SQLAlchemy: Using Cascade Deletes to delete related objects
Cascade Deletes is much more than just adding 'all, delete' to the relationship.
Although the documentation of SQLAlchemy ORM is very good it sometimes is confusing and lacks clear examples, but maybe this is just me. About Cascade Deletes, I find the following text from the SQLAlchemy documentation mind-blowing:
Huh? What? And then after some time: WTF! Help! But I want only recipes!
But there are no recipes. The only way to make sure that we are doing the right thing is to read the documentation, read the documentation again, and create some examples that confirm that we understood.
SQLAlchemy Cascade Deletes
Cascade Deletes in SQLAlchemy can be specified in a relationship using the 'cascade'-option. The 'cascade'-option has a default value. This implies that if you were not using the 'cascade'-option and want to add to a 'cascade'-option to a relationship, you are changing (!) the default behavior. To keep default behavior, you must add 'save-update' and 'merge' to the 'cascade'-option.

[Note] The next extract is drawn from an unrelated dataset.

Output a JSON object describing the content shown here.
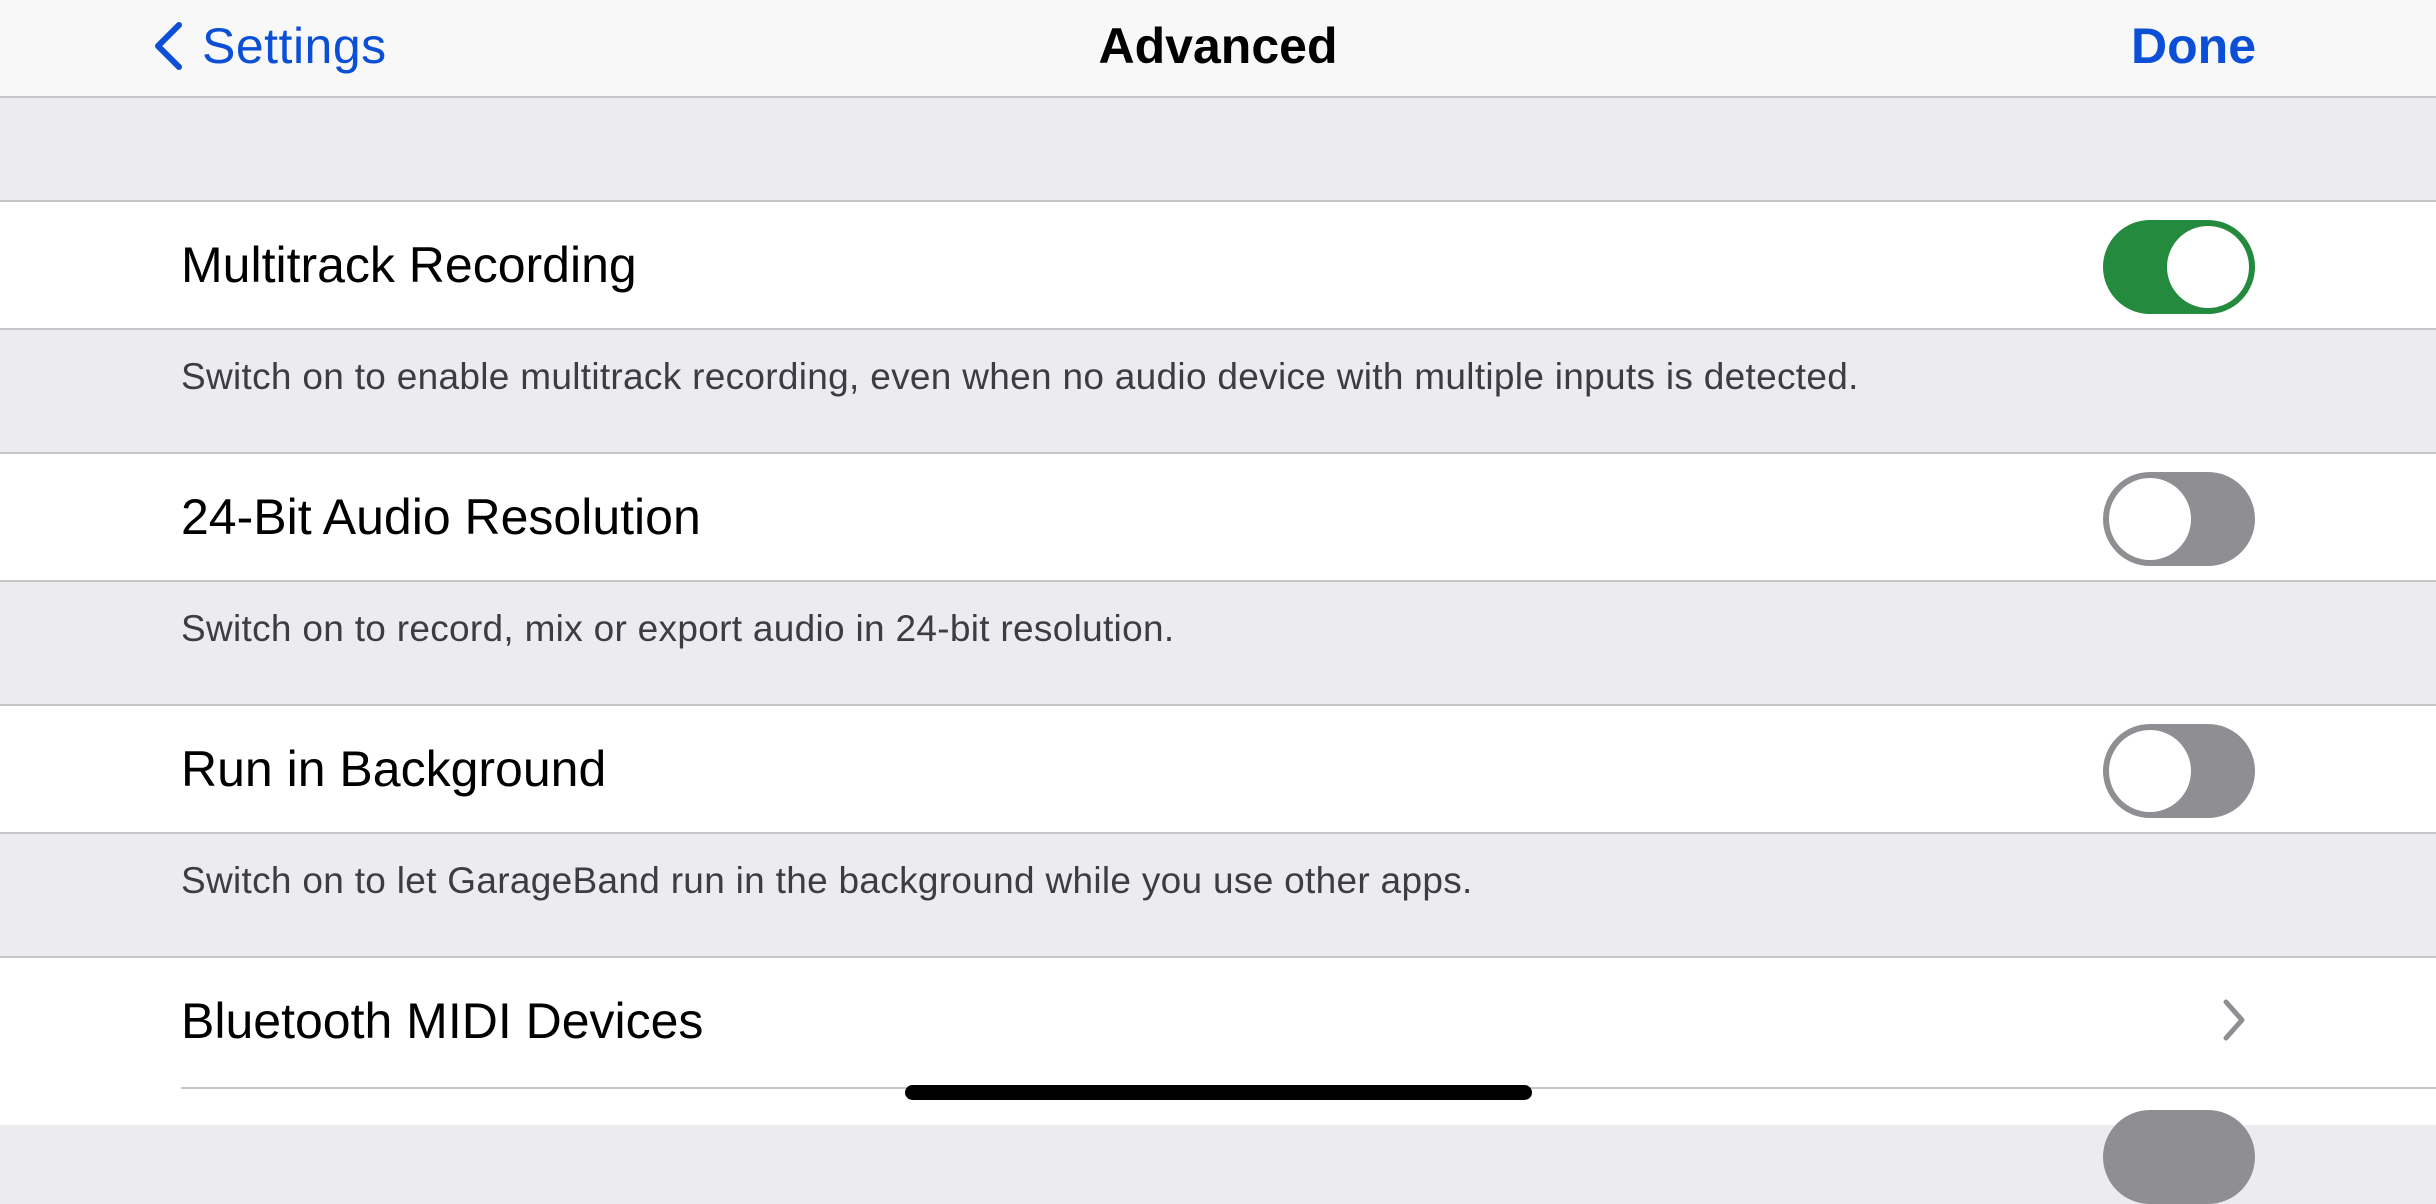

The SQLAlchemy documentation then gives an example of Cascade Delete: When the parent is deleted, its children also must be deleted. In the example the Cascade Delete line is:
cascade='all, delete'
This is very confusing because 'delete' is already part of 'all'. This means we can also write:
cascade='all'
But wait, 'all' includes also 'refresh-expire' and 'expunge'. There is a warning in the documentation that 'refresh-expire' changes the default behavior and also 'expunge' changes the default behavior. This means we do not want 'all' but probably:
cascade='save-update, merge, delete'
Example: Customer, Order (One-To-Many)
When we delete a customer, we also want to delete all orders of this customer.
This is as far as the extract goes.